Sociale robot rukt op tot in de slaapkamer
Robots maken het leven steeds gemakkelijker. Roomba stofzuigt, de robotmaaier houdt het gazon kort. Maar robots kunnen veel meer. Sterker, wetenschappers verwachten dat ze binnenkort zelfs de slaapkamer binnendringen.
Groen geverfd, op wielen, met twee uitpuilende ogen, een digitale glimlach en een megafoon leidt robot Frog toeristen rond in het koninklijke paleis in het Spaanse Sevilla. De robot reageert voortdurend op de gezichtsuitdrukkingen en lichaamstaal van de toeristen. Hun non-verbale reacties vertellen hem of ze nog zitten te wachten op meer informatie.
Robot Spencer brengt op Schiphol reizigers naar hun gate. Ze kunnen hun ticket bij hem scannen, en Spencer loodst al zigzaggend tussen haastige zakenlieden en spelende kinderen de reizigers naar hun vliegtuig.
2019-02-10-katMA4-robot_-_CoWriter-4-FC_web
De meest geavanceerde sociale robot vandaag de dag is Pepper: 1,20 meter lang, van witte kunststof en rijdend op wieltjes.

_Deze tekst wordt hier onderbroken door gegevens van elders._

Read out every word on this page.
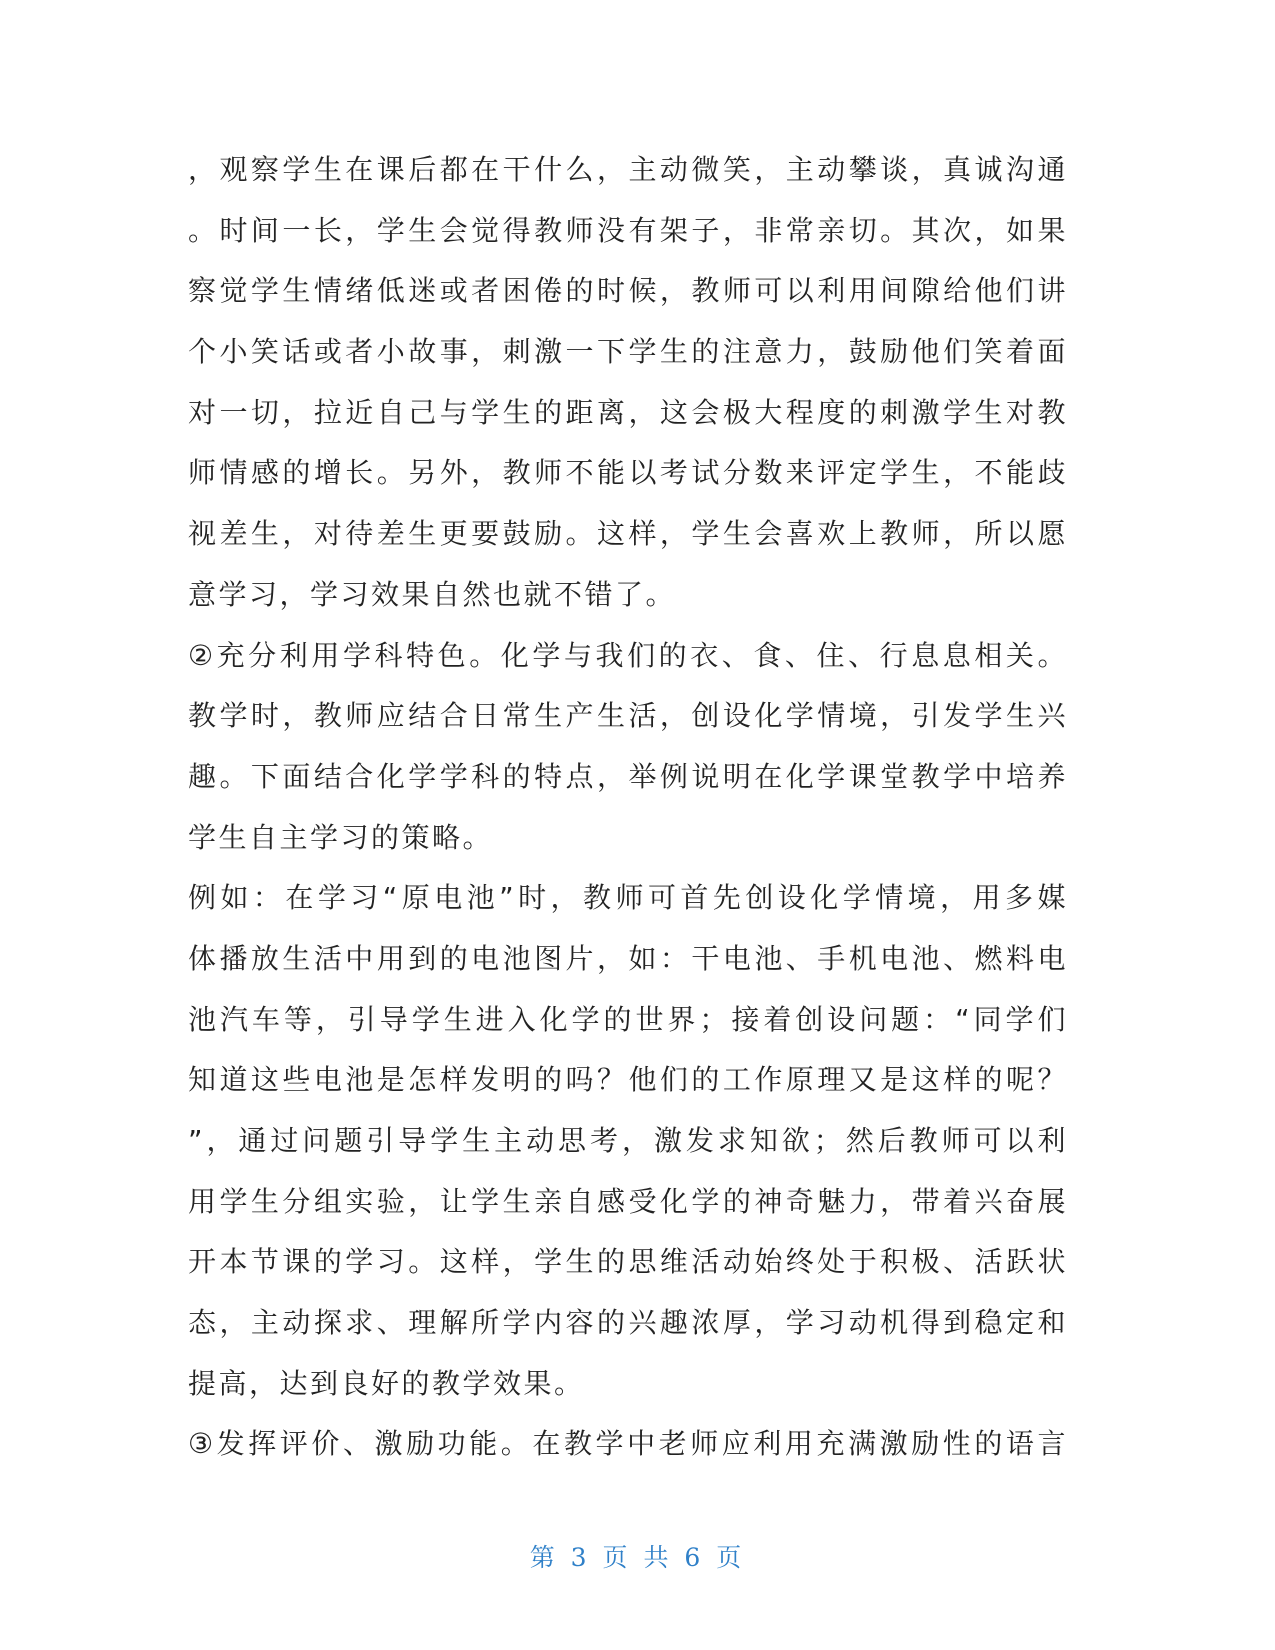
，观察学生在课后都在干什么，主动微笑，主动攀谈，真诚沟通
。时间一长，学生会觉得教师没有架子，非常亲切。其次，如果
察觉学生情绪低迷或者困倦的时候，教师可以利用间隙给他们讲
个小笑话或者小故事，刺激一下学生的注意力，鼓励他们笑着面
对一切，拉近自己与学生的距离，这会极大程度的刺激学生对教
师情感的增长。另外，教师不能以考试分数来评定学生，不能歧
视差生，对待差生更要鼓励。这样，学生会喜欢上教师，所以愿
意学习，学习效果自然也就不错了。
②充分利用学科特色。化学与我们的衣、食、住、行息息相关。
教学时，教师应结合日常生产生活，创设化学情境，引发学生兴
趣。下面结合化学学科的特点，举例说明在化学课堂教学中培养
学生自主学习的策略。
例如：在学习“原电池”时，教师可首先创设化学情境，用多媒
体播放生活中用到的电池图片，如：干电池、手机电池、燃料电
池汽车等，引导学生进入化学的世界；接着创设问题：“同学们
知道这些电池是怎样发明的吗？他们的工作原理又是这样的呢？
”，通过问题引导学生主动思考，激发求知欲；然后教师可以利
用学生分组实验，让学生亲自感受化学的神奇魅力，带着兴奋展
开本节课的学习。这样，学生的思维活动始终处于积极、活跃状
态，主动探求、理解所学内容的兴趣浓厚，学习动机得到稳定和
提高，达到良好的教学效果。
③发挥评价、激励功能。在教学中老师应利用充满激励性的语言
第 3 页 共 6 页
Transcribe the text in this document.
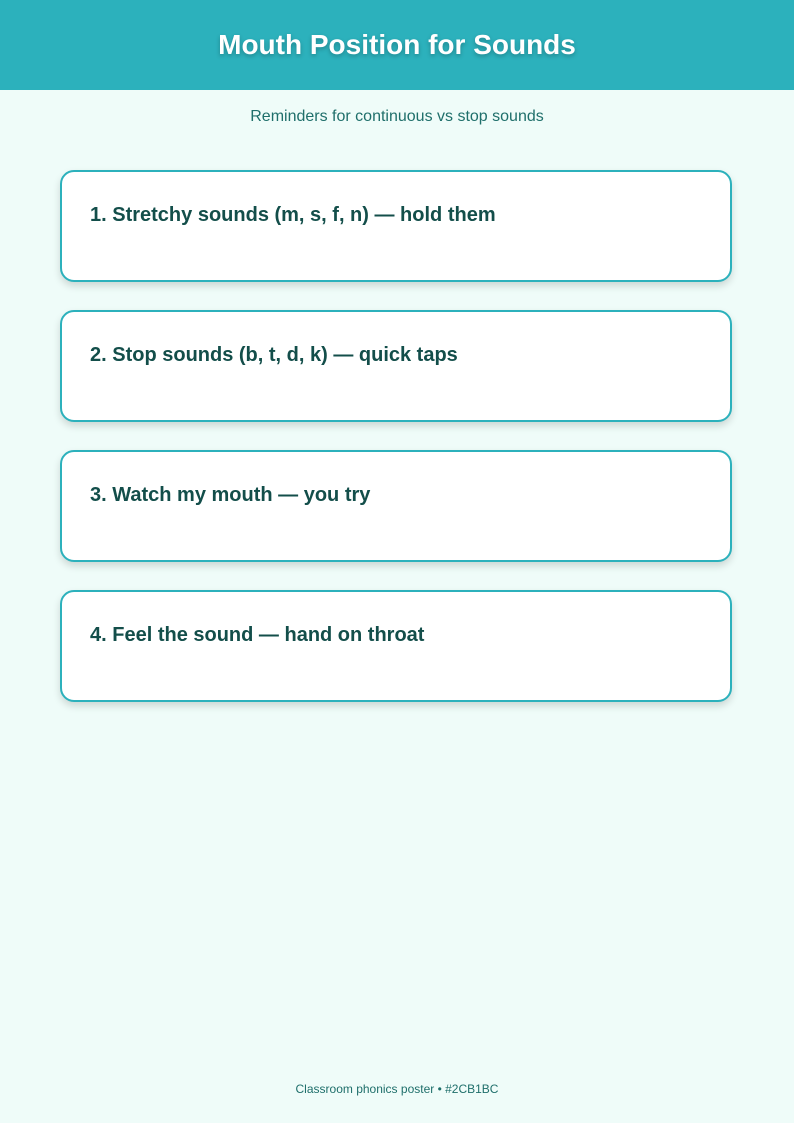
Mouth Position for Sounds
Reminders for continuous vs stop sounds
1. Stretchy sounds (m, s, f, n) — hold them
2. Stop sounds (b, t, d, k) — quick taps
3. Watch my mouth — you try
4. Feel the sound — hand on throat
Classroom phonics poster • #2CB1BC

In Franse hypermarkten van Carréfour geeft Pepper wijnadvies. In New York verwelkomt hij klanten van een grote bank. In het Belgische Luik begeleidt de robot mensen naar de gewenste ziekenhuisafdeling. In het Smithsonian Museum in Washington DC fungeert Pepper als pratende gids. Op Utrecht CS verwelkomt de robot bezoekers van de Vodafonewinkel.
Pepper –20.000 euro per stuk– onderscheidt zich van veel andere mensachtige robots door een breed scala aan sensoren, tal van ingenieuze computeralgoritmen en een zelflerende vorm van kunstmatige intelligentie (zie ”Machine learning”). Met kunstmatige intelligentie kunnen robots steeds meer op intelligente wijze interacteren met mensen. Pepper spreekt bijvoorbeeld van huis uit twaalf talen, en krijgt er voortdurend nieuwe vaardigheden bij.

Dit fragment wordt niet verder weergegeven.